Diane Leow, Channel NewsAsia 7 Mar 17;
SINGAPORE: A young goshawk that was rescued after it had trouble fledging from its nest in a built-up housing estate was released the day after it was picked up, Channel NewsAsia learnt from Wildlife Reserves Singapore (WRS) on Monday (Mar 6).
The chick belonged to a family of relatively rare crested goshawks that first came to the attention of Singapore's birdwatching community when they built their nest in a tree in a car park at Bedok North Avenue 4.
But it was the mother goshawk which had to raise the brood on her own. The father failed to return to the nest shortly after the chicks hatched, and birdwatchers speculated that it had been killed.
The Bird Group of the Nature Society (Singapore) said that a single parent would find it hard to raise two chicks alone, and that the mother was probably trying to get its chicks to fledge earlier, before they were ready.
Both chicks fledged on Feb 19 but ended up on the ground, birdwatcher Lee Li Er told Channel NewsAsia. The older one was put back in a tree and eventually managed to fly. The younger chick, which fell a few times, ended up on the ground again late in the evening, she said.
Ms Lee said that another birder asked animal rescue group ACRES to help, as it was getting dark and they were worried that the young bird might be attacked by cats or dogs.
She added that the ACRES officer said that the chick was healthy and that nothing was broken, although it was weak, exhausted and dehydrated.
The ACRES officer took the bird away and subsequently handed it to Jurong Bird Park's avian hospital for a more thorough check.
Ms Lee said that in the subsequent days, the mother goshawk was seen looking for the younger bird and leaving food for it.
Anxious for the chick to be reunited with its mother, enthusiasts told Channel NewsAsia that they had sought updates on the fate of the bird from Wildlife Reserves Singapore (WRS), which owns and manages Jurong Bird Park.
In response to Channel NewsAsia's queries, a spokesperson for WRS confirmed on Monday that the young bird was taken to Jurong Bird Park on Feb 20 and released back into the wild on the same day.
The bird received a full medical examination and was given a clean bill of health, WRS said, adding that the bird had been treated with fluids for mild dehydration and hypoglycaemia.
The Nature Society's Bird Group said it was glad to hear that the chick had been released.
"Hopefully it is released back at the same nest area," a representative for the group said. "It may need parents help to hunt for food for the first few days. If it can get hold of easy prey like mynas, rats, changeable lizards, pigeons and bats near where it was released, it will be fine."
The Bird Ecology Study Group echoed those sentiments. When asked about the chick's chances of survival after being released into the wild, the group's representative Dr Wee Yeow Chin said it depended on whether it was released near the nesting site.
"If so, the surviving adult would still be nearby with the other chick.
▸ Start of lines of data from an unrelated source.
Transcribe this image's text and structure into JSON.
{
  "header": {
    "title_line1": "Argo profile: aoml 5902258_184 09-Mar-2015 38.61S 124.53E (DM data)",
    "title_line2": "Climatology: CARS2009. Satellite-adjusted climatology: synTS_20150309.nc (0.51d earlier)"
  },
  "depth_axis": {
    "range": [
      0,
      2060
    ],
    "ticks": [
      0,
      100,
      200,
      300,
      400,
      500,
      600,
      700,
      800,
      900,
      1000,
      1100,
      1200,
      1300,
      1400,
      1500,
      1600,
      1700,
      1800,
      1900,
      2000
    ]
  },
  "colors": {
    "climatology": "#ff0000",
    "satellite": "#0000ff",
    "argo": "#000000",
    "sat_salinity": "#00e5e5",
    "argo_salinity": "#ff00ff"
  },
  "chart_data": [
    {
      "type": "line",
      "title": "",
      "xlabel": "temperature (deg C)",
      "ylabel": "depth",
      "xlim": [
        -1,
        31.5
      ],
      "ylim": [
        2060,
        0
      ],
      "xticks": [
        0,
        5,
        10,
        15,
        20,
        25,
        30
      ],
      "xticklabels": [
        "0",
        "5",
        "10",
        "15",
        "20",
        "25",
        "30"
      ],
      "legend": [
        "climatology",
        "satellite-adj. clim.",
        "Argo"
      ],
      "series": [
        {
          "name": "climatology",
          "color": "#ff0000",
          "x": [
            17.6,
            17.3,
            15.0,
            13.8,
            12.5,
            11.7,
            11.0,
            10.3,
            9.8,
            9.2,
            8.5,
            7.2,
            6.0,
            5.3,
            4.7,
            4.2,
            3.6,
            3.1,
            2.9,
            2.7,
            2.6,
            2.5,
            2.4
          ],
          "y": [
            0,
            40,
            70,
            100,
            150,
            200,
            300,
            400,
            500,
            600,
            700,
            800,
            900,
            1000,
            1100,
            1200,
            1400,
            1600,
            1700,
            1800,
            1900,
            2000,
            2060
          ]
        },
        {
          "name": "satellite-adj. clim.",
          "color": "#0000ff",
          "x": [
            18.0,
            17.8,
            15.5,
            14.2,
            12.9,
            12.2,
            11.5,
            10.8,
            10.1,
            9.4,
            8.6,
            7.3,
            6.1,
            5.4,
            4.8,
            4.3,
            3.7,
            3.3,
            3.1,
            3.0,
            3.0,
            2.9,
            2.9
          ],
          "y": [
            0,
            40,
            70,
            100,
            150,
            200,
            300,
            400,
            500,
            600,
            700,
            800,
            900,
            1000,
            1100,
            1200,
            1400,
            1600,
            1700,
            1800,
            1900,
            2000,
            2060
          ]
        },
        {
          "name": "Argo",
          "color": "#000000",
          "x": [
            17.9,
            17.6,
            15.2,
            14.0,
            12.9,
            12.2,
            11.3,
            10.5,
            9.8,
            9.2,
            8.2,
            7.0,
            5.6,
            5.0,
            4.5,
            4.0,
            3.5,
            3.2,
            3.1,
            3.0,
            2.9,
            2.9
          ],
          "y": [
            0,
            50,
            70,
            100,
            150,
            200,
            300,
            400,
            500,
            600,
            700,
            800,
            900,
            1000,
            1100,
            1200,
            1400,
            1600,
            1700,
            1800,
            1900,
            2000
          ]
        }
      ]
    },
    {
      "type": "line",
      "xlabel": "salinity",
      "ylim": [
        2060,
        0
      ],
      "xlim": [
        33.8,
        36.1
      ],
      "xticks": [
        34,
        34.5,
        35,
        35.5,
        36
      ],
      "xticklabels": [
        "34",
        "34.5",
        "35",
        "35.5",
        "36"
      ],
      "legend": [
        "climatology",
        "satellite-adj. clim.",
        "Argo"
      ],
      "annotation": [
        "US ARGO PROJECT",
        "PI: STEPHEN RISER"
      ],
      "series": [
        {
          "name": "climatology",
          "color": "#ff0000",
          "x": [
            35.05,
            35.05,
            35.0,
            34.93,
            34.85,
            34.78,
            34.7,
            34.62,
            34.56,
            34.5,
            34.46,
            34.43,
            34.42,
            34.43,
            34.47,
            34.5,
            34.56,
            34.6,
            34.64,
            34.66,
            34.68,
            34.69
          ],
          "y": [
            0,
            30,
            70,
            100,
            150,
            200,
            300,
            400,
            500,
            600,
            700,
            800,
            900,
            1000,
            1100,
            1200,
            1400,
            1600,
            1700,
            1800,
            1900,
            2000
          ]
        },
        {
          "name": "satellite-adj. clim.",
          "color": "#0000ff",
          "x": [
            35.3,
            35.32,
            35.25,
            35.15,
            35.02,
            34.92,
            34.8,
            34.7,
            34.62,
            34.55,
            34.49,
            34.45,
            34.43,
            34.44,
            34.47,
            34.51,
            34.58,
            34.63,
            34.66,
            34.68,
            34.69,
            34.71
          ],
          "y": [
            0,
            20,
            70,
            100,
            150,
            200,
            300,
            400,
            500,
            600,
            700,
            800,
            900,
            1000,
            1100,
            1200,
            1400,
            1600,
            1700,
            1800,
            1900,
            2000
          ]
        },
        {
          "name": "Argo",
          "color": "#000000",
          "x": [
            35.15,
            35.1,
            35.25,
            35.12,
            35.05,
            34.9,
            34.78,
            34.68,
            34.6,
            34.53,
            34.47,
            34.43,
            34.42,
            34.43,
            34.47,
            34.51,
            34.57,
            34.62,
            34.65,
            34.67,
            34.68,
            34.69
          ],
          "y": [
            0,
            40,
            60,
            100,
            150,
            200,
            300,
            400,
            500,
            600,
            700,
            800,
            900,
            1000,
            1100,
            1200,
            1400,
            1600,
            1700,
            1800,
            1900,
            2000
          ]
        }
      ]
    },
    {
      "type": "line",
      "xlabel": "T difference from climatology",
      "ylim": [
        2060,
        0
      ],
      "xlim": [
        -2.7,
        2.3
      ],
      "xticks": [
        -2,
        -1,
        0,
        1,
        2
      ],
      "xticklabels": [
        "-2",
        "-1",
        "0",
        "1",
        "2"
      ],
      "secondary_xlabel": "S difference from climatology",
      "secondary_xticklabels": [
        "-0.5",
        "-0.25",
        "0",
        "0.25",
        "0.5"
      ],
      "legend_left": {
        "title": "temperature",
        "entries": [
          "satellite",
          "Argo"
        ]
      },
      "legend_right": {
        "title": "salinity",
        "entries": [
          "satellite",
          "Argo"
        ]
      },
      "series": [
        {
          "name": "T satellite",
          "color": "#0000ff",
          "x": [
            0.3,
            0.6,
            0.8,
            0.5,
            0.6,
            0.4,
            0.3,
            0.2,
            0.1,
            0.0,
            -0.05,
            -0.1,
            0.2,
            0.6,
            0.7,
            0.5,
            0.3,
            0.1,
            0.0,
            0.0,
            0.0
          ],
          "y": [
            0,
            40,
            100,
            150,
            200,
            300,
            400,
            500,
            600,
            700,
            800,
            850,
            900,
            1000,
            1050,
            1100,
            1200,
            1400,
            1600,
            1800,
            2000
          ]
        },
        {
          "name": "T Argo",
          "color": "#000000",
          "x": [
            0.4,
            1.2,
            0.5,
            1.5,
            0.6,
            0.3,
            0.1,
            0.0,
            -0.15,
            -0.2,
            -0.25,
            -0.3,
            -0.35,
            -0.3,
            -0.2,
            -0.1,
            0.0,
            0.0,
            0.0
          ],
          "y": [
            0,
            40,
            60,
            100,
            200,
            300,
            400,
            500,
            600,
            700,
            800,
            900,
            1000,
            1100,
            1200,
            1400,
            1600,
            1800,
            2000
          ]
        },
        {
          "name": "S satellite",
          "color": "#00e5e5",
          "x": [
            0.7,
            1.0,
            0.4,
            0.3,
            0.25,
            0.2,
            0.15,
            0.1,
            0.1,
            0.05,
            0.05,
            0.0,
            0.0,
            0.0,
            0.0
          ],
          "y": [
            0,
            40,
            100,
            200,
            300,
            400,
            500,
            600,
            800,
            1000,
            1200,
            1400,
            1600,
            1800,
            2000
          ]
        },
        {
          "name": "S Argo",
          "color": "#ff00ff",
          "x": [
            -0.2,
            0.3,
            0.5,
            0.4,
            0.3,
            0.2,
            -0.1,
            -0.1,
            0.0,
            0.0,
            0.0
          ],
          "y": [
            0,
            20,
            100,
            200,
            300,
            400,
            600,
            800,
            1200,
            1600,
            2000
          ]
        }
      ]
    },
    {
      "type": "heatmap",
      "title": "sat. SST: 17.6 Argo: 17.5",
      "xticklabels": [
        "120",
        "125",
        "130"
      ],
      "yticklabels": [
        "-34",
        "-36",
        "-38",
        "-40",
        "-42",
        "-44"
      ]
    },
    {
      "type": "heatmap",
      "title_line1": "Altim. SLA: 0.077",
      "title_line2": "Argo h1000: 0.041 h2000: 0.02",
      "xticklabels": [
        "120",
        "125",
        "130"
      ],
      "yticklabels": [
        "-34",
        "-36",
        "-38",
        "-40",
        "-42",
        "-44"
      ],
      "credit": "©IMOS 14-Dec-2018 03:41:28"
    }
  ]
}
If it was released elsewhere, chances of survival would be slim – (there would be) no one to teach it how to survive outside the nest," Dr Wee said.
'SUCH A RARE THING TO SEE'
The goshawk nest has drawn a lot of attention from bird lovers and Bedok North residents alike since the birds made their home in the housing estate.
"It’s such a rare thing to see," said Ms Lee. "Every day, if you go there, there’s a group of photographers trying to take action shots and watching what’s happening."
The Nature Society's Bird Group said that the crested goshawk was once listed as a rare resident bird, but that its numbers have been increasing over the past years.
The group added that goshawks have been known to nest at Bishan Park, Botanic Gardens, Sentosa and Kent Ridge, but that they are not easily seen.
Explaining why the goshawks could have chosen to nest at Bedok North, the group's representative said: "The crested goshawk nests where they can easily find food for the chicks. There could be a myna roost there at Bedok or pigeons around. Rats also form a part of their diet."
On how best to deal with fledglings that end up on the ground, the Bird Ecology Study Group's Dr Wee said that they should be left alone. "At the most they should be placed in a safe location by the nest, preferably on higher ground, away from stray cats and 'stray' people," said Dr Wee. "If necessary, be around but keep your distance, to see that no harm comes to them."